Additionally, NCLB creates a high-stakes environment by using test results to reward or punish schools and faculties. If a school fails to achieve "adequate yearly progress," it is at risk of being closed.

Before NCLB, schools defined success as the development of skills and the acquisition of a body of knowledge needed to become a productive citizen. Now success means getting good scores on a particular set of tests that may not produce a true measure of educational achievement. In pursuit of better scores, hundreds of instructional hours each year are diverted from history, social studies, science, the arts, and physical education to test preparation.

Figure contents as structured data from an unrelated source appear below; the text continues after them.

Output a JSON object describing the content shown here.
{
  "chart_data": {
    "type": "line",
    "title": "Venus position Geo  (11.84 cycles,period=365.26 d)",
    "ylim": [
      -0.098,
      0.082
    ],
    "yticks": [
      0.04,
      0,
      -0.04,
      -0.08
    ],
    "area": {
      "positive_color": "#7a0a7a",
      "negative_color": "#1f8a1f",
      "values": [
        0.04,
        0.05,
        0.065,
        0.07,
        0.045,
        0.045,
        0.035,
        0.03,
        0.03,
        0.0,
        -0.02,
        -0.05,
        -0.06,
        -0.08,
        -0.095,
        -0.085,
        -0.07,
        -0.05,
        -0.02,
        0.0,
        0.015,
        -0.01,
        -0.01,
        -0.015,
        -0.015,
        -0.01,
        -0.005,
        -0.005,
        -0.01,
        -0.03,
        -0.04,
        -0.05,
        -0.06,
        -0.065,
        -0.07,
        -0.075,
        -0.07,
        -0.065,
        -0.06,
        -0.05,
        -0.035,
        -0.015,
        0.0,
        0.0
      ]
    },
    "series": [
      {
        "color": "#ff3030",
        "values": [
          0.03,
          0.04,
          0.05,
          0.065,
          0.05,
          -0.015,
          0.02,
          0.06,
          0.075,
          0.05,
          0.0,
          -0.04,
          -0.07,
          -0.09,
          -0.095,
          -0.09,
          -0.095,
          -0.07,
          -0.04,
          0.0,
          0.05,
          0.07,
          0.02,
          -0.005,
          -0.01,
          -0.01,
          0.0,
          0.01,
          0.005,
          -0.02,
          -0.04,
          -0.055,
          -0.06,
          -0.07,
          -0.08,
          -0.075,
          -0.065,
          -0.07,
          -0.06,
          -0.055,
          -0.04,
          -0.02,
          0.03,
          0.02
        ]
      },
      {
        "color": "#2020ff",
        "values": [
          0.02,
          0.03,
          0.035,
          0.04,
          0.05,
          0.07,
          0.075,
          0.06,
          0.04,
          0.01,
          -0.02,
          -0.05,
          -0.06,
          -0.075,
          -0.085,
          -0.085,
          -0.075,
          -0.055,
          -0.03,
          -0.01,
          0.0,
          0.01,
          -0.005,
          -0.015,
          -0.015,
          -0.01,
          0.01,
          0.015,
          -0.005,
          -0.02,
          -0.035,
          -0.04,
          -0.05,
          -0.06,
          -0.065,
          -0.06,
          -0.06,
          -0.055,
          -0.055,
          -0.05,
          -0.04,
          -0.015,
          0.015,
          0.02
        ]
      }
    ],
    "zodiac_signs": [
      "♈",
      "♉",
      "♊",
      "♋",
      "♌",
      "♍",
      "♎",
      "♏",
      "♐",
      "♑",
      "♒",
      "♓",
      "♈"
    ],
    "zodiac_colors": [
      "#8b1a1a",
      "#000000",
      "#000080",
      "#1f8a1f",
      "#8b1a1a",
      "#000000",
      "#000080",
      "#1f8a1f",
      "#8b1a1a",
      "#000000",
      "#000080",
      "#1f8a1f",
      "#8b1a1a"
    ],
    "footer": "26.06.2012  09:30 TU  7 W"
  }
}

NCLB has not been the only factor undermining our schools, Ravitch writes. A new group of powerful private foundations, of which the Seattle-based Bill and Melinda Gates Foundation is the most prominent, have embraced education reform. The contributions of this "Billionaire Boys' Club" have also come with heavy doses of advocacy.

"Never in the history of the United States was there a foundation as rich and powerful as the Gates Foundation," Ravitch writes. "Never was there one that sought to steer state and national policy in education. And never before was there a foundation that gave grants to almost every major think tank and advocacy group in the field of education, leaving almost no one willing to criticize its vast power and unchecked influence."

To its credit, the Foundation has been diligent in analyzing the impact of its grant money. "In late 2008," Ravitch notes, "the Gates Foundation announced that it was changing course. Its $2 billion investment in new small high schools had not been especially successful."

Bill Gates himself issued a statement in early 2009 that to Ravitch indicates that "the richest foundation in the world planned to put its considerable resources into the proliferation of charter schools and into the issue of teacher effectiveness."

She finds this worrisome, especially because the Foundation's power and advocacy make it "improbable that anyone would challenge Bill Gates and tell him his new goals were likely to be as ill-advised as the $2 billion he had poured into restructuring the nation's high schools. Who would warn him of the dangers of creating ... charter schools for motivated students and public schools for all those left behind?... Who would caution him of the dangers of judging teacher effectiveness solely by the ups and downs of scores on standardized tests of basic skills?"

Equally alarming to Ravitch is that the Obama administration's new "Race to the Top" seems to be setting the nation's schools on that same risky course.

This book is an urgent warning of impending danger. With the nation's educational system at greater risk than ever, it should be required reading for every school administrator and school board member in the United States.

About the reviewer: In response to A Nation at Risk, physicist Fred Bortz shifted his career focus to K-12 education reform. In 1996, he left academic life to pursue his interest in writing science books for young readers.